Details of a financial action brought against tennis ace Andy Murray and his parents by a former adviser have emerged in a High Court judgment.
Proceedings against the 26-year-old Wimbledon champion, his mother Judy and father William have been brought by David Cody, who was appointed in 2003 as their exclusive adviser in relation to his professional tennis career.
David Donaldson QC, sitting as a deputy High Court judge in London, gave a ruling yesterday (Tuesday) on a preliminary issue relating to costs.
He ordered Mr Cody, who lives in Texas, to provide security of 30,000 dollars (18,600) and said the proceedings would be “stayed until such payment is made”.

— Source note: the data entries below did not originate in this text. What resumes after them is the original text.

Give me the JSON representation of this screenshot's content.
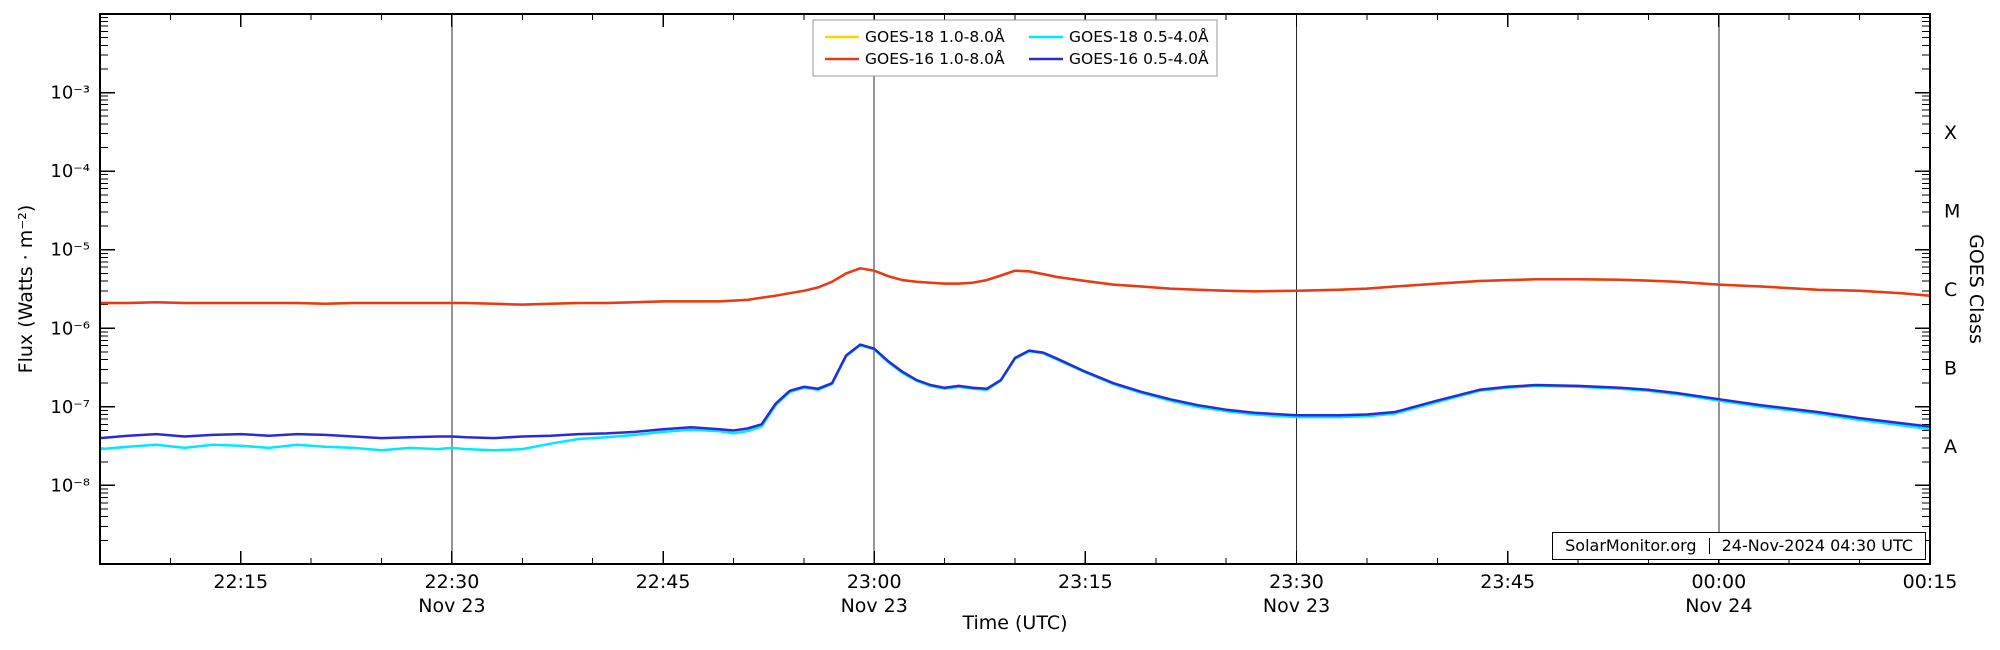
{
  "footer": {
    "site": "SolarMonitor.org",
    "timestamp": "24-Nov-2024 04:30 UTC"
  },
  "chart_data": {
    "type": "line",
    "title": "",
    "xlabel": "Time (UTC)",
    "ylabel": "Flux (Watts · m⁻²)",
    "ylabel_right": "GOES Class",
    "y_scale": "log",
    "ylim_log10": [
      -9,
      -2
    ],
    "xlim_minutes": [
      0,
      130
    ],
    "x_minor_step": 5,
    "legend_position": "top-center",
    "grid_color": "#2a2a2a",
    "x_ticks": [
      {
        "t": 10,
        "label": "22:15"
      },
      {
        "t": 25,
        "label": "22:30",
        "date": "Nov 23"
      },
      {
        "t": 40,
        "label": "22:45"
      },
      {
        "t": 55,
        "label": "23:00",
        "date": "Nov 23"
      },
      {
        "t": 70,
        "label": "23:15"
      },
      {
        "t": 85,
        "label": "23:30",
        "date": "Nov 23"
      },
      {
        "t": 100,
        "label": "23:45"
      },
      {
        "t": 115,
        "label": "00:00",
        "date": "Nov 24"
      },
      {
        "t": 130,
        "label": "00:15"
      }
    ],
    "gridline_ts": [
      25,
      55,
      85,
      115
    ],
    "y_ticks": [
      {
        "exp": -3,
        "label": "10⁻³"
      },
      {
        "exp": -4,
        "label": "10⁻⁴"
      },
      {
        "exp": -5,
        "label": "10⁻⁵"
      },
      {
        "exp": -6,
        "label": "10⁻⁶"
      },
      {
        "exp": -7,
        "label": "10⁻⁷"
      },
      {
        "exp": -8,
        "label": "10⁻⁸"
      }
    ],
    "class_ticks": [
      {
        "log": -3.5,
        "label": "X"
      },
      {
        "log": -4.5,
        "label": "M"
      },
      {
        "log": -5.5,
        "label": "C"
      },
      {
        "log": -6.5,
        "label": "B"
      },
      {
        "log": -7.5,
        "label": "A"
      }
    ],
    "x_minutes": [
      0,
      2,
      4,
      6,
      8,
      10,
      12,
      14,
      16,
      18,
      20,
      22,
      24,
      25,
      26,
      28,
      30,
      32,
      34,
      36,
      38,
      40,
      42,
      44,
      45,
      46,
      47,
      48,
      49,
      50,
      51,
      52,
      53,
      54,
      55,
      56,
      57,
      58,
      59,
      60,
      61,
      62,
      63,
      64,
      65,
      66,
      67,
      68,
      70,
      72,
      74,
      76,
      78,
      80,
      82,
      85,
      88,
      90,
      92,
      95,
      98,
      100,
      102,
      105,
      108,
      110,
      112,
      115,
      118,
      120,
      122,
      125,
      128,
      130
    ],
    "series": [
      {
        "name": "GOES-18 1.0-8.0Å",
        "color": "#ffd200",
        "values": [
          2.1e-06,
          2.1e-06,
          2.15e-06,
          2.1e-06,
          2.1e-06,
          2.1e-06,
          2.1e-06,
          2.1e-06,
          2.05e-06,
          2.1e-06,
          2.1e-06,
          2.1e-06,
          2.1e-06,
          2.1e-06,
          2.1e-06,
          2.05e-06,
          2e-06,
          2.05e-06,
          2.1e-06,
          2.1e-06,
          2.15e-06,
          2.2e-06,
          2.2e-06,
          2.2e-06,
          2.25e-06,
          2.3e-06,
          2.45e-06,
          2.6e-06,
          2.8e-06,
          3e-06,
          3.3e-06,
          3.9e-06,
          5e-06,
          5.8e-06,
          5.4e-06,
          4.6e-06,
          4.1e-06,
          3.9e-06,
          3.8e-06,
          3.7e-06,
          3.7e-06,
          3.8e-06,
          4.1e-06,
          4.7e-06,
          5.4e-06,
          5.3e-06,
          4.9e-06,
          4.5e-06,
          4e-06,
          3.6e-06,
          3.4e-06,
          3.2e-06,
          3.1e-06,
          3e-06,
          2.95e-06,
          3e-06,
          3.1e-06,
          3.2e-06,
          3.4e-06,
          3.7e-06,
          4e-06,
          4.1e-06,
          4.2e-06,
          4.2e-06,
          4.15e-06,
          4.05e-06,
          3.9e-06,
          3.6e-06,
          3.4e-06,
          3.25e-06,
          3.1e-06,
          3e-06,
          2.8e-06,
          2.6e-06
        ]
      },
      {
        "name": "GOES-16 1.0-8.0Å",
        "color": "#e8391c",
        "values": [
          2.1e-06,
          2.1e-06,
          2.15e-06,
          2.1e-06,
          2.1e-06,
          2.1e-06,
          2.1e-06,
          2.1e-06,
          2.05e-06,
          2.1e-06,
          2.1e-06,
          2.1e-06,
          2.1e-06,
          2.1e-06,
          2.1e-06,
          2.05e-06,
          2e-06,
          2.05e-06,
          2.1e-06,
          2.1e-06,
          2.15e-06,
          2.2e-06,
          2.2e-06,
          2.2e-06,
          2.25e-06,
          2.3e-06,
          2.45e-06,
          2.6e-06,
          2.8e-06,
          3e-06,
          3.3e-06,
          3.9e-06,
          5e-06,
          5.8e-06,
          5.4e-06,
          4.6e-06,
          4.1e-06,
          3.9e-06,
          3.8e-06,
          3.7e-06,
          3.7e-06,
          3.8e-06,
          4.1e-06,
          4.7e-06,
          5.4e-06,
          5.3e-06,
          4.9e-06,
          4.5e-06,
          4e-06,
          3.6e-06,
          3.4e-06,
          3.2e-06,
          3.1e-06,
          3e-06,
          2.95e-06,
          3e-06,
          3.1e-06,
          3.2e-06,
          3.4e-06,
          3.7e-06,
          4e-06,
          4.1e-06,
          4.2e-06,
          4.2e-06,
          4.15e-06,
          4.05e-06,
          3.9e-06,
          3.6e-06,
          3.4e-06,
          3.25e-06,
          3.1e-06,
          3e-06,
          2.8e-06,
          2.6e-06
        ]
      },
      {
        "name": "GOES-18 0.5-4.0Å",
        "color": "#00e8ff",
        "values": [
          2.9e-08,
          3.1e-08,
          3.3e-08,
          3e-08,
          3.3e-08,
          3.2e-08,
          3e-08,
          3.3e-08,
          3.1e-08,
          3e-08,
          2.8e-08,
          3e-08,
          2.9e-08,
          3e-08,
          2.9e-08,
          2.8e-08,
          2.9e-08,
          3.4e-08,
          3.9e-08,
          4.1e-08,
          4.4e-08,
          4.8e-08,
          5.1e-08,
          4.9e-08,
          4.6e-08,
          4.9e-08,
          5.6e-08,
          1.05e-07,
          1.55e-07,
          1.75e-07,
          1.65e-07,
          1.95e-07,
          4.4e-07,
          6.1e-07,
          5.4e-07,
          3.7e-07,
          2.7e-07,
          2.15e-07,
          1.85e-07,
          1.7e-07,
          1.8e-07,
          1.7e-07,
          1.65e-07,
          2.15e-07,
          4.1e-07,
          5.1e-07,
          4.8e-07,
          4e-07,
          2.75e-07,
          1.95e-07,
          1.5e-07,
          1.2e-07,
          1e-07,
          8.8e-08,
          8e-08,
          7.4e-08,
          7.4e-08,
          7.6e-08,
          8.2e-08,
          1.15e-07,
          1.6e-07,
          1.75e-07,
          1.85e-07,
          1.8e-07,
          1.7e-07,
          1.6e-07,
          1.45e-07,
          1.2e-07,
          1e-07,
          9.1e-08,
          8.2e-08,
          6.8e-08,
          5.8e-08,
          5.2e-08
        ]
      },
      {
        "name": "GOES-16 0.5-4.0Å",
        "color": "#2b2bd5",
        "values": [
          4e-08,
          4.3e-08,
          4.5e-08,
          4.2e-08,
          4.4e-08,
          4.5e-08,
          4.3e-08,
          4.5e-08,
          4.4e-08,
          4.2e-08,
          4e-08,
          4.1e-08,
          4.2e-08,
          4.2e-08,
          4.1e-08,
          4e-08,
          4.2e-08,
          4.3e-08,
          4.5e-08,
          4.6e-08,
          4.8e-08,
          5.2e-08,
          5.5e-08,
          5.2e-08,
          5e-08,
          5.3e-08,
          6e-08,
          1.1e-07,
          1.6e-07,
          1.8e-07,
          1.7e-07,
          2e-07,
          4.5e-07,
          6.2e-07,
          5.5e-07,
          3.8e-07,
          2.8e-07,
          2.2e-07,
          1.9e-07,
          1.75e-07,
          1.85e-07,
          1.75e-07,
          1.7e-07,
          2.2e-07,
          4.2e-07,
          5.2e-07,
          4.9e-07,
          4.1e-07,
          2.8e-07,
          2e-07,
          1.55e-07,
          1.25e-07,
          1.05e-07,
          9.2e-08,
          8.4e-08,
          7.8e-08,
          7.8e-08,
          8e-08,
          8.6e-08,
          1.2e-07,
          1.65e-07,
          1.8e-07,
          1.9e-07,
          1.85e-07,
          1.75e-07,
          1.65e-07,
          1.5e-07,
          1.25e-07,
          1.05e-07,
          9.5e-08,
          8.6e-08,
          7.2e-08,
          6.2e-08,
          5.6e-08
        ]
      }
    ],
    "legend_columns": [
      [
        0,
        1
      ],
      [
        2,
        3
      ]
    ]
  }
}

Giving the background, he said: “The first defendant is the well-known tennis player; the other two defendants are his parents. They entered into a written agreement dated December 16 2003 with the claimant under which the claimant was appointed their exclusive adviser in relation to his professional tennis career.”
He said Mr Cody was to “receive 10% of gross payments from inter alia all commercial and sponsorship agreements entered into during or renewed after the term of the agreement, which was for an initial period of two years and thereafter determinable on six months notice by either side”.
The judge said that on April 25 2005 Mrs Murray gave six months notice terminating the contract.
Negotiations in late April and May 2006 resulted in an offer to Mr Cody of 65,000 “in addition to retaining all commissions and other payments which he had so far received, to be in full and final satisfaction of all present and future claims”.
That offer was accepted, said the judge.
On June 1 2004 a two-year sponsorship deal with RBS had commenced, said the judge, and in February 2006 Andy Murray “made clear in an email that in his view the entitlement to commission applied only to receipts up to the end of the contract, viz December 2005”.
The judge said it was not in issue that a new agreement with RBS was concluded on March 26 2006, due to start on June 1 2006 on expiry of the old one.
The Murray family had retained Mr Patricio Apey to act for them in the negotiations with Mr Cody, “in which they did not personally participate”.
Mr Cody alleges that he was told by Mr Apey during the negotiations that the 2004 RBS agreement had not been renewed and that it was uncertain that RBS would continue sponsorship.
The judge added: “The defendants respond that Mr Apey said no such thing and that it is clear from two emails from the claimant… that he was well aware of the renewal and had negotiated overtly on that basis.”
The defendants applied for security of costs, he said, “on the basis that Mr Cody is resident in Texas”.
Part of Mr Cody’s argument against the order was that “the modest level of his assets is such that any order for security would stifle his claim”.
But the judge said he was not satisfied that Mr Cody “will be unable to find 30,000 (dollars) and in consequence be prevented from prosecuting this claim further”.